At the very earliest, (Kevin) Kolb cannot return to practice until Friday, Eagles coach Andy Reid said. Kolb failed to pass another concussion test Wednesday and hasn't even been cleared to return to team meetings, per NFL restrictions.
So, excluding a Lazarus-like comeback from Kolb, Vick will start in the Eagles' second game.
I think the only reason Kolb might still start is that Andy Reid knows a second brilliant outing from Vick would make it all but impossible for him to return Kolb to the starting lineup. So perhaps he’ll rush Kolb back onto the field to avoid that situation, but I highly doubt it.

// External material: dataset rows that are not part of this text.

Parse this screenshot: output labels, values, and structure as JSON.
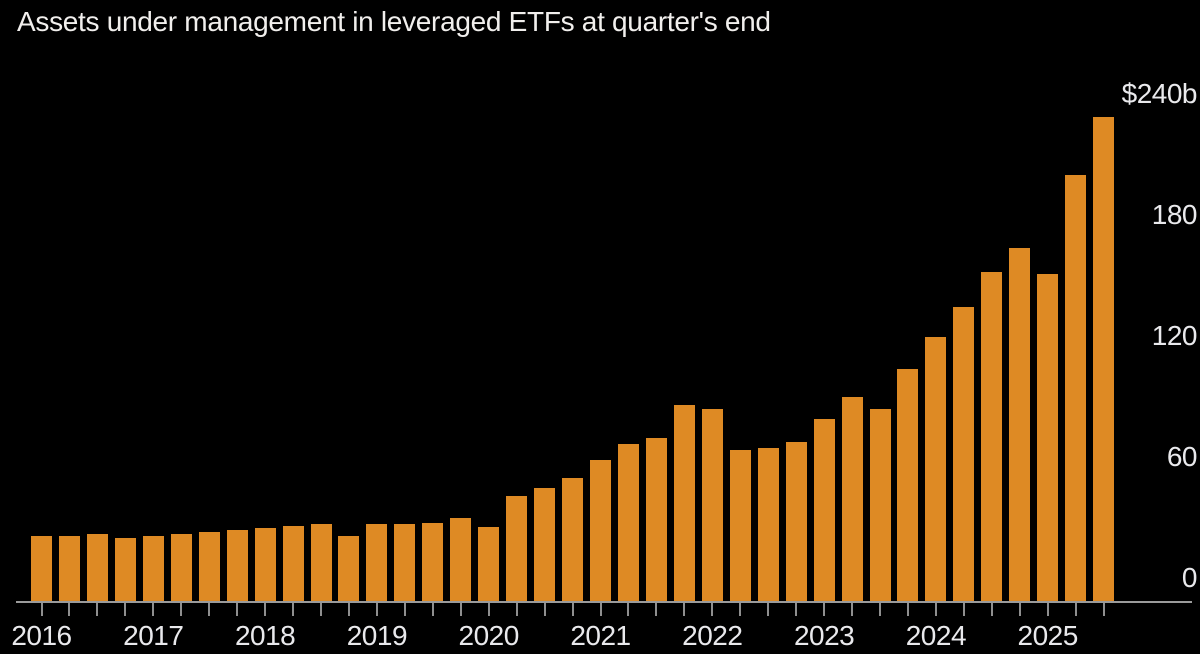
{
  "title": "Assets under management in leveraged ETFs at quarter's end",
  "colors": {
    "background": "#000000",
    "bar": "#de8a24",
    "axis_line": "#9b9b9b",
    "tick": "#8f8f8f",
    "label_text": "#e9e9ec",
    "title_text": "#f1efed"
  },
  "chart_data": {
    "type": "bar",
    "title": "Assets under management in leveraged ETFs at quarter's end",
    "unit": "billions of US dollars",
    "grid": false,
    "legend_position": "none",
    "y_axis_side": "right",
    "ylim": [
      0,
      248
    ],
    "x": [
      "2016 Q1",
      "2016 Q2",
      "2016 Q3",
      "2016 Q4",
      "2017 Q1",
      "2017 Q2",
      "2017 Q3",
      "2017 Q4",
      "2018 Q1",
      "2018 Q2",
      "2018 Q3",
      "2018 Q4",
      "2019 Q1",
      "2019 Q2",
      "2019 Q3",
      "2019 Q4",
      "2020 Q1",
      "2020 Q2",
      "2020 Q3",
      "2020 Q4",
      "2021 Q1",
      "2021 Q2",
      "2021 Q3",
      "2021 Q4",
      "2022 Q1",
      "2022 Q2",
      "2022 Q3",
      "2022 Q4",
      "2023 Q1",
      "2023 Q2",
      "2023 Q3",
      "2023 Q4",
      "2024 Q1",
      "2024 Q2",
      "2024 Q3",
      "2024 Q4",
      "2025 Q1",
      "2025 Q2",
      "2025 Q3"
    ],
    "values": [
      32,
      32,
      33,
      31,
      32,
      33,
      34,
      35,
      36,
      37,
      38,
      32,
      38,
      38,
      38.5,
      41,
      36.5,
      52,
      56,
      61,
      70,
      78,
      81,
      97,
      95,
      75,
      76,
      79,
      90,
      101,
      95,
      115,
      131,
      146,
      163,
      175,
      162,
      211,
      240
    ],
    "x_year_labels": [
      "2016",
      "2017",
      "2018",
      "2019",
      "2020",
      "2021",
      "2022",
      "2023",
      "2024",
      "2025"
    ],
    "y_ticks": [
      {
        "value": 0,
        "label": "0"
      },
      {
        "value": 60,
        "label": "60"
      },
      {
        "value": 120,
        "label": "120"
      },
      {
        "value": 180,
        "label": "180"
      },
      {
        "value": 240,
        "label": "$240b"
      }
    ]
  }
}
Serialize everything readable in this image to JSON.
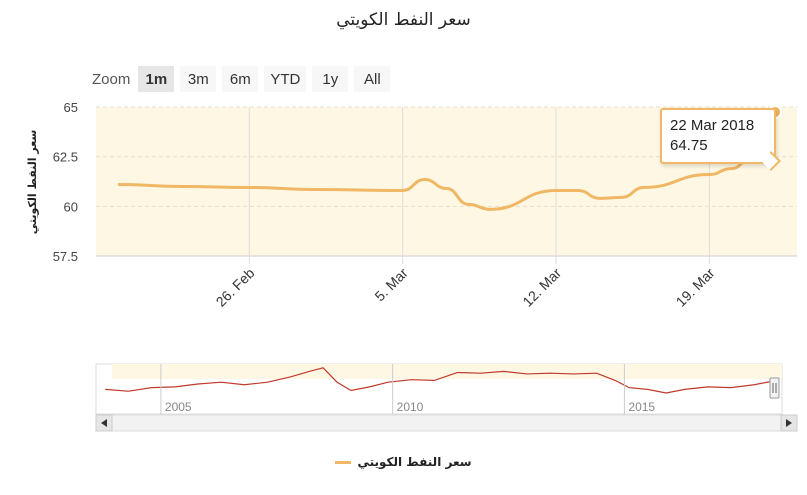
{
  "title": "سعر النفط الكويتي",
  "range_selector": {
    "zoom_label": "Zoom",
    "buttons": [
      "1m",
      "3m",
      "6m",
      "YTD",
      "1y",
      "All"
    ],
    "active": "1m"
  },
  "tooltip": {
    "date": "22 Mar 2018",
    "value": "64.75"
  },
  "legend": {
    "label": "سعر النفط الكويتي"
  },
  "colors": {
    "series": "#f0b764",
    "navigator_series": "#c0392b",
    "plot_band": "#fdf7e4"
  },
  "chart_data": {
    "type": "line",
    "title": "سعر النفط الكويتي",
    "ylabel": "سعر النفط الكويتي",
    "ylim": [
      57.5,
      65
    ],
    "y_ticks": [
      "57.5",
      "60",
      "62.5",
      "65"
    ],
    "x_ticks": [
      "26. Feb",
      "5. Mar",
      "12. Mar",
      "19. Mar"
    ],
    "grid": true,
    "legend_position": "bottom",
    "series": [
      {
        "name": "سعر النفط الكويتي",
        "points": [
          {
            "x": "2018-02-20",
            "y": 61.1
          },
          {
            "x": "2018-02-23",
            "y": 61.0
          },
          {
            "x": "2018-02-26",
            "y": 60.95
          },
          {
            "x": "2018-03-01",
            "y": 60.85
          },
          {
            "x": "2018-03-05",
            "y": 60.8
          },
          {
            "x": "2018-03-06",
            "y": 61.35
          },
          {
            "x": "2018-03-07",
            "y": 60.9
          },
          {
            "x": "2018-03-08",
            "y": 60.1
          },
          {
            "x": "2018-03-09",
            "y": 59.85
          },
          {
            "x": "2018-03-12",
            "y": 60.8
          },
          {
            "x": "2018-03-13",
            "y": 60.8
          },
          {
            "x": "2018-03-14",
            "y": 60.4
          },
          {
            "x": "2018-03-15",
            "y": 60.45
          },
          {
            "x": "2018-03-16",
            "y": 60.95
          },
          {
            "x": "2018-03-19",
            "y": 61.6
          },
          {
            "x": "2018-03-20",
            "y": 61.9
          },
          {
            "x": "2018-03-21",
            "y": 62.5
          },
          {
            "x": "2018-03-22",
            "y": 64.75
          }
        ]
      }
    ],
    "navigator": {
      "x_ticks": [
        "2005",
        "2010",
        "2015"
      ],
      "series": [
        {
          "x": 2003.8,
          "y": 0.35
        },
        {
          "x": 2004.3,
          "y": 0.3
        },
        {
          "x": 2004.8,
          "y": 0.4
        },
        {
          "x": 2005.3,
          "y": 0.42
        },
        {
          "x": 2005.8,
          "y": 0.5
        },
        {
          "x": 2006.3,
          "y": 0.55
        },
        {
          "x": 2006.8,
          "y": 0.48
        },
        {
          "x": 2007.3,
          "y": 0.55
        },
        {
          "x": 2007.8,
          "y": 0.7
        },
        {
          "x": 2008.2,
          "y": 0.85
        },
        {
          "x": 2008.5,
          "y": 0.95
        },
        {
          "x": 2008.8,
          "y": 0.55
        },
        {
          "x": 2009.1,
          "y": 0.32
        },
        {
          "x": 2009.5,
          "y": 0.42
        },
        {
          "x": 2009.9,
          "y": 0.55
        },
        {
          "x": 2010.4,
          "y": 0.62
        },
        {
          "x": 2010.9,
          "y": 0.6
        },
        {
          "x": 2011.4,
          "y": 0.82
        },
        {
          "x": 2011.9,
          "y": 0.8
        },
        {
          "x": 2012.4,
          "y": 0.85
        },
        {
          "x": 2012.9,
          "y": 0.78
        },
        {
          "x": 2013.4,
          "y": 0.8
        },
        {
          "x": 2013.9,
          "y": 0.78
        },
        {
          "x": 2014.4,
          "y": 0.8
        },
        {
          "x": 2014.8,
          "y": 0.6
        },
        {
          "x": 2015.1,
          "y": 0.4
        },
        {
          "x": 2015.5,
          "y": 0.35
        },
        {
          "x": 2015.9,
          "y": 0.25
        },
        {
          "x": 2016.3,
          "y": 0.35
        },
        {
          "x": 2016.8,
          "y": 0.42
        },
        {
          "x": 2017.3,
          "y": 0.4
        },
        {
          "x": 2017.8,
          "y": 0.48
        },
        {
          "x": 2018.2,
          "y": 0.58
        }
      ]
    }
  }
}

Before Michael Vick went to prison for running a brutal dogfighting ring, I think most of us agreed he’d probably never start in an NFL game again. Not only was he damaged goods, but there was also the fact that Vick never developed into a very good passer. He never threw for more than 20 TD’s. He never passed for more than 3,000 yards. He never completed more than 56% of his throws during any season (he completed over 66% against Green Bay). So he had both his crimes AND his game working against him.
It’s pretty amazing that Vick has come to this point. It’s a testament to both his talent (which he still has plenty of) and his ability to not do anything obscenely stupid over the course of the past year, birthday party shootings not withstanding. It’s gonna be something of an odd moment. Everyone hated Vick for his crimes, but it’ll be hard not to see him start on Sunday and not feel some measure of gladness for him. Four years is a very, very long time. Especially when you spend a good amount of those four years in a prison cell.
A very unlikely comeback story may be about to begin.